Em 2014, conheceu pessoas que plantavam em casa, e foi apresentado à flor da planta. Então veio a mudança radical em termos de percepção, tanto da planta, quanto pessoal. Amazonas sentiu uma melhoria de comportamento nos relacionamentos profissionais, “eu escolhia quais brigas comprar”. Com esses resultados, usando apenas as flores, ele foi pesquisar a ciência da planta. Viu estudos da medicina canabinoide humana e descobriu estudos a que nunca tinha foi apresentado na academia. Seu interesse nos estudos humanos foram estimulados pelos ensaios pré-clínicos, que tinham sido feitos em porcos, cães, gatos, cabras, além dos ratos. Eram todos os animais que ele já estudava e tratava no seu dia a dia.
Testes em animais
Amazonas procurou estudos veterinários, mas o que tinha vinha de fora, principalmente dos EUA, Canadá e Europa. E descobriu que o sistema endocanabinóide dos animais é o mesmo dos humanos, com algumas peculiaridades de cada espécie. Que os benefícios são os mesmos já reportados nos humanos.
Por isso mesmo Amazonas não entende o preconceito de veterinários em prescrever. O argumento de médicos humanos é a falta de testes clínicos em humanos. E esse problema os veterinários não têm, pois todos os estudos já publicados sobre Cannabis foram antes testados em animais.

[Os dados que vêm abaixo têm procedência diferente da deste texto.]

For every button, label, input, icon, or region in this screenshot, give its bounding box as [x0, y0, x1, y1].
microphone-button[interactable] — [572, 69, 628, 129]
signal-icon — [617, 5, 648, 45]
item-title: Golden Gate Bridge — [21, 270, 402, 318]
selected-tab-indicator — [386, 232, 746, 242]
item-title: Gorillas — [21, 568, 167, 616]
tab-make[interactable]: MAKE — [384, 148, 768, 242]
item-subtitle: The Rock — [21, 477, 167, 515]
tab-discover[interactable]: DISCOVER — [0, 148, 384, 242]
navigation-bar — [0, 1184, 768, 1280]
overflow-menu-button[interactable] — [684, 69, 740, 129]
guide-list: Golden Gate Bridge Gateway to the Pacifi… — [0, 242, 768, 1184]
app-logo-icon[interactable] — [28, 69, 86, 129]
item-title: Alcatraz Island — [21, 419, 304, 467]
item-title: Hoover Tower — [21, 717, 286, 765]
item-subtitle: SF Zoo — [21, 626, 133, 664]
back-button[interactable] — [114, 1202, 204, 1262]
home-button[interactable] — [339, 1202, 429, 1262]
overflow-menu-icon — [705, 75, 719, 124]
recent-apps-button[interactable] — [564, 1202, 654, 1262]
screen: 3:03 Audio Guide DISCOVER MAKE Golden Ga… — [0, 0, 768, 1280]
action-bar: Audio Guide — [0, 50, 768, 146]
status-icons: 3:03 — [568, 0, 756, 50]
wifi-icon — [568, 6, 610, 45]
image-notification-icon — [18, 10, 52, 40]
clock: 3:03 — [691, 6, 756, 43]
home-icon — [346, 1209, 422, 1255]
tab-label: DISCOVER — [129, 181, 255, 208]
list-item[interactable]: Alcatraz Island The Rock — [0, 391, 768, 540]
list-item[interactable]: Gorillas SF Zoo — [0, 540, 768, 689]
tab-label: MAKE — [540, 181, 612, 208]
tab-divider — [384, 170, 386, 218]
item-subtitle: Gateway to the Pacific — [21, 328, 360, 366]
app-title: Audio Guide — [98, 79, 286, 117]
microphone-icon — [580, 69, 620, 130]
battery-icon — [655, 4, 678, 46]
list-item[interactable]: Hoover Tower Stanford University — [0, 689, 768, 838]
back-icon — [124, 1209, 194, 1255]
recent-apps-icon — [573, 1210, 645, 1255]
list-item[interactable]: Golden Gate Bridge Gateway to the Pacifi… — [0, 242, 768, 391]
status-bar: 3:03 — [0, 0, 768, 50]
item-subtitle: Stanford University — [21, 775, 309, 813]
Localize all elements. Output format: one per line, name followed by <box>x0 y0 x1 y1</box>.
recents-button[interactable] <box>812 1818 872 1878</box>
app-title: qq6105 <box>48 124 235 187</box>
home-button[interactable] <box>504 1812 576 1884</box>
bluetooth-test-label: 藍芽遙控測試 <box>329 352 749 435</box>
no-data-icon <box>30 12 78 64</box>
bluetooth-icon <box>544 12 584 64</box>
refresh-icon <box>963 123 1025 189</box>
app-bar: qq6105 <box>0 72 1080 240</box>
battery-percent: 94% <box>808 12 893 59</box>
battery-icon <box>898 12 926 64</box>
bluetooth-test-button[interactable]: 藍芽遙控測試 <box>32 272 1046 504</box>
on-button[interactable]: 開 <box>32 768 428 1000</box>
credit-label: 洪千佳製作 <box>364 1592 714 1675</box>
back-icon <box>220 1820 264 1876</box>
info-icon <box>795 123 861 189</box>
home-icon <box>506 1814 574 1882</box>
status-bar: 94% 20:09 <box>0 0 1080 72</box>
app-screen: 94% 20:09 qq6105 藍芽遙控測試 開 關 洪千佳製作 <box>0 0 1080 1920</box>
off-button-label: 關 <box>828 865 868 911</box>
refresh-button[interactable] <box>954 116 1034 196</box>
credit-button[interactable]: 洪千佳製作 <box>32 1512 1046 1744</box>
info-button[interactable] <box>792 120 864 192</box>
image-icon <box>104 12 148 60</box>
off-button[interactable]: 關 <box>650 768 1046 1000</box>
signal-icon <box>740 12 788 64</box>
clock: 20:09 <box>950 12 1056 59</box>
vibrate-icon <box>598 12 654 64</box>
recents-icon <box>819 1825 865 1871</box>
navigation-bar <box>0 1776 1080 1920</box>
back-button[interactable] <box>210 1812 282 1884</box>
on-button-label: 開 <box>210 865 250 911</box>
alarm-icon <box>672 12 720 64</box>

Caso reclamem que só tem Cannabis testada para uso humano, não deveriam prescrever off label (quando um medicamento é usado para um fim diferente da sua indicação), que é o caso em 50% do arsenal medicamentoso da classe veterinária. Amazonas exemplifica com o Tramal, muito frequentemente receitado por veterinários: “se você olhar na bula, está escrito que não há estudos clínicos em cães”, desabafa. “O mesmo veterinário que prescreve medicamento pesado como opióides, Gardenal, trava para usar Cannabis”. Parece que a classe veterinária ainda prefere a segurança de usar fármacos já estudados, mesmo que sejam mais fortes e com muito mais efeitos colaterais.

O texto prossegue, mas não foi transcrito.